As in the case of the TRV Al RNA 2 recombinants [8], an AU content of more than 50 % was found in the sequences of the 50 nt upstream and downstream of the recombination sites in Ho-2b and TRV Ros RNA 2. In the sequences of 100 nt around the recombination sites, conserved secondary structure elements were not predicted for the recombinants or the parental molecules when using two different folding programs [5, 13].

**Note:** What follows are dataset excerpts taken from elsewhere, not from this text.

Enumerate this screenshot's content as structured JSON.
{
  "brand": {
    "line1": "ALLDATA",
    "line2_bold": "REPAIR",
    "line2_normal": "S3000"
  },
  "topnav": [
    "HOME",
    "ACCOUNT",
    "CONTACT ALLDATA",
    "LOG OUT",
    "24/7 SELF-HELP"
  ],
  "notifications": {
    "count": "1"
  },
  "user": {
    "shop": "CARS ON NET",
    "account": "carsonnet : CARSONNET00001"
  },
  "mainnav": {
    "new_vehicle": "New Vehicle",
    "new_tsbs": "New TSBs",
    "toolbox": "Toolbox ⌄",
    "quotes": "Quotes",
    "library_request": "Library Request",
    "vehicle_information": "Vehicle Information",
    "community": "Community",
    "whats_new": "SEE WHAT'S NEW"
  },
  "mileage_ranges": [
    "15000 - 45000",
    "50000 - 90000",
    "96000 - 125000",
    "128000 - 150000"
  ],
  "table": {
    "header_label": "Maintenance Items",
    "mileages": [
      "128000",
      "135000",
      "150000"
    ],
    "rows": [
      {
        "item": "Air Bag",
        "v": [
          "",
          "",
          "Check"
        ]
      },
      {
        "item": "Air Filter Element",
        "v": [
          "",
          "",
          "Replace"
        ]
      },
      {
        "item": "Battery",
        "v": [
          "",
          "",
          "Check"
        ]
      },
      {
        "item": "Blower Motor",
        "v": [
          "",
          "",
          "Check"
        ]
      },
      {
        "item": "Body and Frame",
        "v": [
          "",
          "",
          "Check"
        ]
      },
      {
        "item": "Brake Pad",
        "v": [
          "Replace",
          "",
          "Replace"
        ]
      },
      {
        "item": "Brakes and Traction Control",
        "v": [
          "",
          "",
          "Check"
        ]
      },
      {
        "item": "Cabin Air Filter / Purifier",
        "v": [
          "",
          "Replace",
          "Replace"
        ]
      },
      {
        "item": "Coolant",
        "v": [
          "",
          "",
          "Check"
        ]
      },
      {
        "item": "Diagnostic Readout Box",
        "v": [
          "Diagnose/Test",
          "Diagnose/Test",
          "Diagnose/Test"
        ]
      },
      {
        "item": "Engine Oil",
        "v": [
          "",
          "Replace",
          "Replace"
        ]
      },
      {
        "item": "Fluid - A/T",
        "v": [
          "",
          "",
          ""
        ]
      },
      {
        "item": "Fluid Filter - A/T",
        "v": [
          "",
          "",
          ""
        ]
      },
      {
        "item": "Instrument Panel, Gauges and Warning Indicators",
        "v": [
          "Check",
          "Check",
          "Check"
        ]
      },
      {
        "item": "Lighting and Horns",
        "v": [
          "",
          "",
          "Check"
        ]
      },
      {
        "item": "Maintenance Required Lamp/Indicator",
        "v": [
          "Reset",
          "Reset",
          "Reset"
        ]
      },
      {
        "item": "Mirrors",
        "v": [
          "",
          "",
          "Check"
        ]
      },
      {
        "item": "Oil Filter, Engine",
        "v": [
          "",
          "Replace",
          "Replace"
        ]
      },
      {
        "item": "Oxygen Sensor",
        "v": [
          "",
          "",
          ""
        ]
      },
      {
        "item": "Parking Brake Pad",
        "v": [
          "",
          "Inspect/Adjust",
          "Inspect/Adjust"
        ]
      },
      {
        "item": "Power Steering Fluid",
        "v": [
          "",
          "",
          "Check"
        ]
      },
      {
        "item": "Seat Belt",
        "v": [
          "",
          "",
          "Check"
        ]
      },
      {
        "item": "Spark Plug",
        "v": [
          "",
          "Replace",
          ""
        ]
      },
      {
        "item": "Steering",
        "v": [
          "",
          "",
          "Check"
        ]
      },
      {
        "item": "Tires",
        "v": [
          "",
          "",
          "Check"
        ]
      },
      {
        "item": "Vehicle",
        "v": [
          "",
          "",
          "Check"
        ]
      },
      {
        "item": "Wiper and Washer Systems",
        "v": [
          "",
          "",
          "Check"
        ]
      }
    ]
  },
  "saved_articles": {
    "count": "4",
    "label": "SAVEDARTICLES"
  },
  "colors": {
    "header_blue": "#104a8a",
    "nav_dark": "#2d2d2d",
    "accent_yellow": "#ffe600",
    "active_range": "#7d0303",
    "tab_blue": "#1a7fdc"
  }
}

The ability of tobravirus RNA2 molecules to become associated with different TRV RNA1 molecules, to acquire differently-sized portions of the 3’ ends of these RNA1 molecules, and to discard portions of their own RNA2-specific regions may serve as a basis for the pronounced capability of tobraviruses to adapt themselves to new hosts and, in a given host, also to the varying conditions in different infection stages. In the early stages of an infection when the virus is transmitted to the roots of a plant by a nematode, the virus will probably need the whole set of proteins encoded on a full-length RNA2, but later during systemic infections in vegetatively propagated plants, several RNA2-specific genes, e.g., those for nematode transmission, may become redundant, and their elimination from the genome might be advantageous for the virus. Although it has been shown that the specific recognition of tobravirus RNA2 molecules by the RNA1-encoded replication enzymes is essentially determined by sequences at the 5’ ends and not the 3’ ends of the RNA2 molecules [11], the presence of identical 3’ ends in the RNA1 and RNA2 molecules might be advantageous for the viral replication process. It is difficult to imagine, however, what kind of advantages could be gained for the virus from the acquisition of total or partial RNA1-derived coding sequences by its RNA2 molecules. The replacement of the RNA1-related 3’ ends of tobravirus RNA2 molecules by exactly matching parts from a new supporting RNA1 can probably be achieved only with difficulty in a highly regulated homologous recombination process. Thus, 3’ ends with additional coding sequences that may be acquired more easily from a new supporting RNA1 species might be tolerated in the recombined RNA2 molecules.